High level synthesis (HLS) has already established itself as a useful design strategy for AI and machine learning (ML) SoC design in the cloud and other locations where there are hefty computational resources. However, ML is now increasingly moving to the edge.
‘Machine learning at the edge: Using HLS to optimize power and performance‘ is a recently published white paper from Mentor that looks at the additional challenges this trend raises, and how they can be resolved.
Many of the emerging edge instances are application-specific and, by their nature, mean there are far stricter constraints in terms of power, performance and area – particularly power. That last factor rules out GPUs and TPUs, as well as the majority of ML accelerators.

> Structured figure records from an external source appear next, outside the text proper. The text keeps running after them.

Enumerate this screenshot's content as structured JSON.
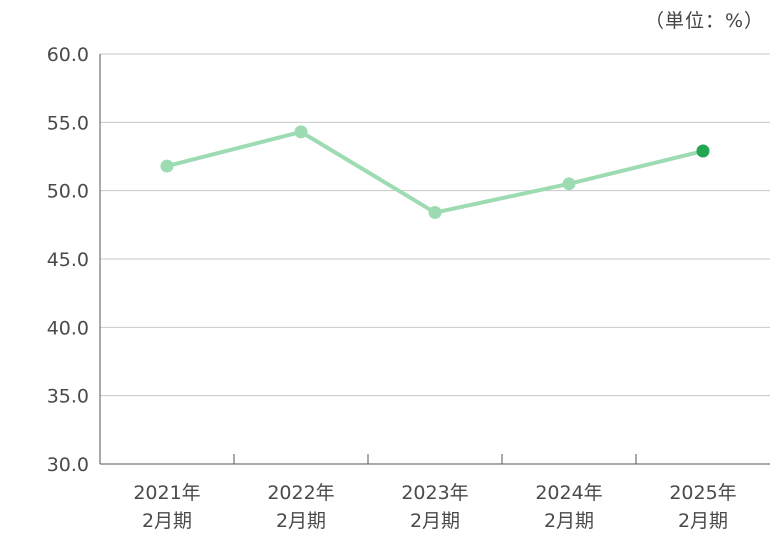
{
  "unit_label": "（単位：%）",
  "chart_data": {
    "type": "line",
    "categories": [
      [
        "2021年",
        "2月期"
      ],
      [
        "2022年",
        "2月期"
      ],
      [
        "2023年",
        "2月期"
      ],
      [
        "2024年",
        "2月期"
      ],
      [
        "2025年",
        "2月期"
      ]
    ],
    "series": [
      {
        "values": [
          51.8,
          54.3,
          48.4,
          50.5,
          52.9
        ]
      }
    ],
    "ylim": [
      30,
      60
    ],
    "yticks": [
      "30.0",
      "35.0",
      "40.0",
      "45.0",
      "50.0",
      "55.0",
      "60.0"
    ],
    "grid": true,
    "colors": {
      "line": "#9ddbb2",
      "point": "#9ddbb2",
      "highlight_point": "#22a652",
      "grid": "#c8c8c8",
      "axis": "#555555"
    }
  }
}
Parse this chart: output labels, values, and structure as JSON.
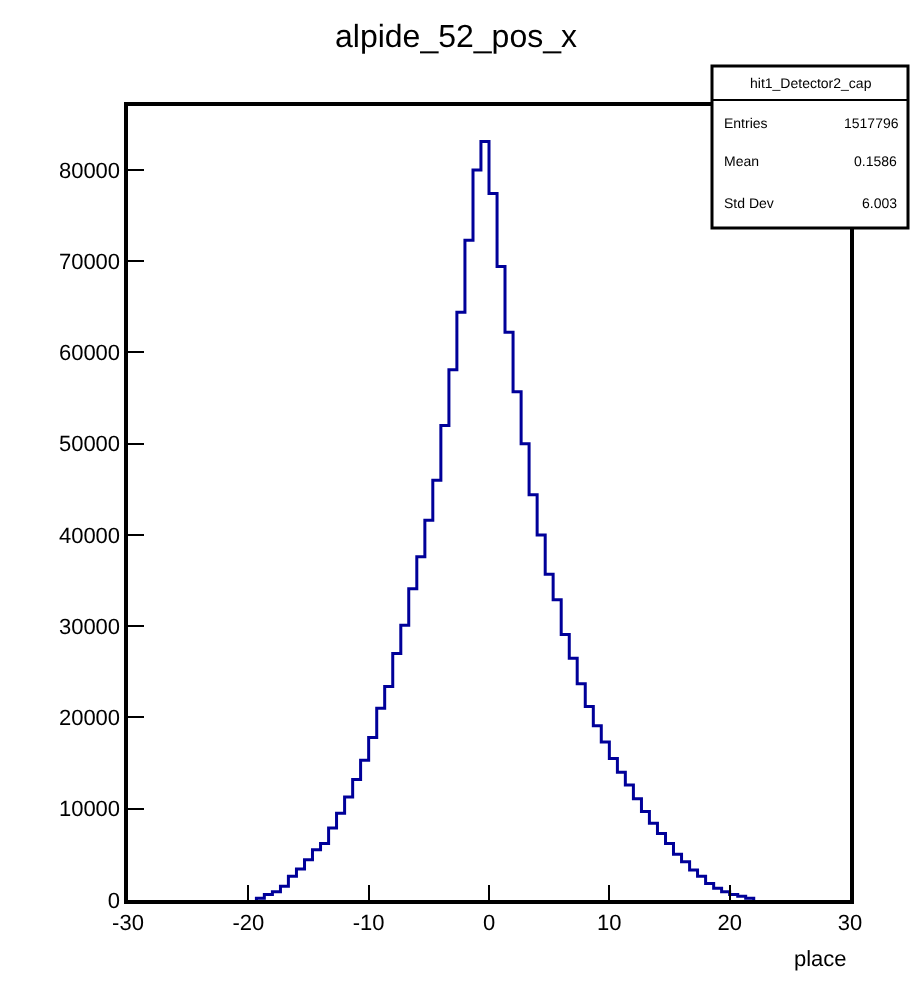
{
  "chart_data": {
    "type": "histogram",
    "title": "alpide_52_pos_x",
    "xlabel": "place",
    "bins": [
      -19.33,
      -18.67,
      -18,
      -17.33,
      -16.67,
      -16,
      -15.33,
      -14.67,
      -14,
      -13.33,
      -12.67,
      -12,
      -11.33,
      -10.67,
      -10,
      -9.33,
      -8.67,
      -8,
      -7.33,
      -6.67,
      -6,
      -5.33,
      -4.67,
      -4,
      -3.33,
      -2.67,
      -2,
      -1.33,
      -0.67,
      0,
      0.67,
      1.33,
      2,
      2.67,
      3.33,
      4,
      4.67,
      5.33,
      6,
      6.67,
      7.33,
      8,
      8.67,
      9.33,
      10,
      10.67,
      11.33,
      12,
      12.67,
      13.33,
      14,
      14.67,
      15.33,
      16,
      16.67,
      17.33,
      18,
      18.67,
      19.33,
      20,
      20.67,
      21.33,
      22
    ],
    "values": [
      200,
      600,
      900,
      1500,
      2600,
      3400,
      4400,
      5500,
      6200,
      7900,
      9500,
      11300,
      13200,
      15300,
      17800,
      21000,
      23400,
      27000,
      30100,
      34100,
      37600,
      41600,
      46000,
      52000,
      58100,
      64400,
      72300,
      80000,
      83100,
      77400,
      69400,
      62200,
      55700,
      50000,
      44400,
      40000,
      35700,
      32900,
      29100,
      26500,
      23700,
      21200,
      19100,
      17300,
      15500,
      14000,
      12600,
      11100,
      9700,
      8400,
      7300,
      6200,
      5000,
      4200,
      3300,
      2600,
      1800,
      1300,
      900,
      600,
      400,
      200
    ],
    "color": "#000099",
    "xlim": [
      -30,
      30
    ],
    "xticks": [
      -30,
      -20,
      -10,
      0,
      10,
      20,
      30
    ],
    "ylim": [
      0,
      87000
    ],
    "yticks": [
      0,
      10000,
      20000,
      30000,
      40000,
      50000,
      60000,
      70000,
      80000
    ],
    "annotations": [
      "hit1_Detector2_cap",
      "Entries 1517796",
      "Mean 0.1586",
      "Std Dev 6.003"
    ]
  }
}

At the same time, the demands being placed on ML systems everywhere are becoming more complex. Image processing, for example, is using more spatial and temporal inputs. In this context, CPUs are often too slow.

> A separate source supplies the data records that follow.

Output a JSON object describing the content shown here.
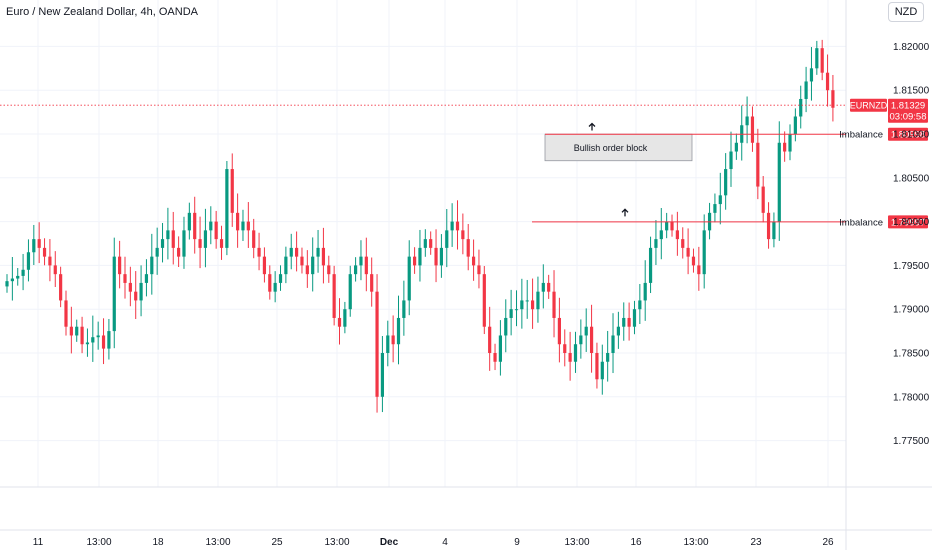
{
  "header": {
    "title": "Euro / New Zealand Dollar, 4h, OANDA",
    "currency_button": "NZD"
  },
  "colors": {
    "up": "#089981",
    "down": "#f23645",
    "grid": "#f0f3fa",
    "price_line": "#f23645",
    "box_fill": "#e6e6e6",
    "box_border": "#9598a1"
  },
  "chart_data": {
    "type": "candlestick",
    "symbol": "EURNZD",
    "y_ticks": [
      "1.82000",
      "1.81500",
      "1.81000",
      "1.80500",
      "1.80000",
      "1.79500",
      "1.79000",
      "1.78500",
      "1.78000",
      "1.77500"
    ],
    "y_tick_values": [
      1.82,
      1.815,
      1.81,
      1.805,
      1.8,
      1.795,
      1.79,
      1.785,
      1.78,
      1.775
    ],
    "ylim": [
      1.7697,
      1.8253
    ],
    "x_ticks": [
      "11",
      "13:00",
      "18",
      "13:00",
      "25",
      "13:00",
      "Dec",
      "4",
      "9",
      "13:00",
      "16",
      "13:00",
      "23",
      "26"
    ],
    "current_price": {
      "symbol": "EURNZD",
      "value": 1.81329,
      "label": "1.81329",
      "countdown": "03:09:58"
    },
    "imbalance_levels": [
      {
        "label": "Imbalance",
        "value": 1.80998,
        "value_label": "1.80998"
      },
      {
        "label": "Imbalance",
        "value": 1.79997,
        "value_label": "1.79997"
      }
    ],
    "order_block": {
      "label": "Bullish order block",
      "top": 1.80998,
      "bottom": 1.80695
    },
    "closes": [
      1.7932,
      1.7935,
      1.7938,
      1.7945,
      1.7965,
      1.798,
      1.797,
      1.796,
      1.795,
      1.794,
      1.791,
      1.788,
      1.787,
      1.788,
      1.786,
      1.7862,
      1.7868,
      1.787,
      1.7855,
      1.7875,
      1.796,
      1.794,
      1.793,
      1.792,
      1.791,
      1.793,
      1.794,
      1.796,
      1.797,
      1.798,
      1.799,
      1.797,
      1.796,
      1.799,
      1.801,
      1.798,
      1.797,
      1.799,
      1.8,
      1.798,
      1.797,
      1.806,
      1.801,
      1.799,
      1.8,
      1.799,
      1.797,
      1.796,
      1.794,
      1.792,
      1.793,
      1.794,
      1.796,
      1.797,
      1.796,
      1.795,
      1.794,
      1.796,
      1.797,
      1.795,
      1.794,
      1.789,
      1.788,
      1.79,
      1.794,
      1.795,
      1.796,
      1.794,
      1.792,
      1.78,
      1.785,
      1.787,
      1.786,
      1.789,
      1.791,
      1.796,
      1.795,
      1.797,
      1.798,
      1.797,
      1.795,
      1.797,
      1.799,
      1.8,
      1.799,
      1.798,
      1.796,
      1.795,
      1.794,
      1.788,
      1.785,
      1.784,
      1.787,
      1.789,
      1.79,
      1.79,
      1.791,
      1.791,
      1.79,
      1.792,
      1.793,
      1.792,
      1.789,
      1.786,
      1.785,
      1.784,
      1.786,
      1.787,
      1.788,
      1.785,
      1.782,
      1.784,
      1.785,
      1.787,
      1.788,
      1.789,
      1.788,
      1.79,
      1.791,
      1.793,
      1.797,
      1.798,
      1.799,
      1.8,
      1.799,
      1.798,
      1.797,
      1.796,
      1.795,
      1.794,
      1.799,
      1.801,
      1.802,
      1.803,
      1.806,
      1.808,
      1.809,
      1.811,
      1.812,
      1.809,
      1.804,
      1.801,
      1.798,
      1.8,
      1.809,
      1.808,
      1.81,
      1.812,
      1.814,
      1.816,
      1.8175,
      1.8198,
      1.817,
      1.815,
      1.813
    ],
    "bar_range": 157
  }
}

As a result, these edge use-cases can often involve custom design, and, given the nature of machine learning, the convolutional neural networks that underpin it, and ML’s broader evolution, these are sometimes best achieved using multiple processing architectures (e.g. early-stage fused-layer/later-stage multi-channel array) because of progressively different demands on buffers and memory. The resulting memory architectures are also complex.
Trying to realize this kind of design at the RTL is hard. Verification is lengthy, for a start. The paper considers how HLS is a better enabler for this kind of multi-architecture project in terms of both design and verification, using inherent techniques such a automatic memory partitioning and power optimization.
With ML algorithms themselves still in a state of rapid evolution, it also notes that the synthesizable C++ that HLS produces can be fed back into the frameworks (e.g. Caffe, TensorFlow) on which the algorithms are developed for more complete system verification.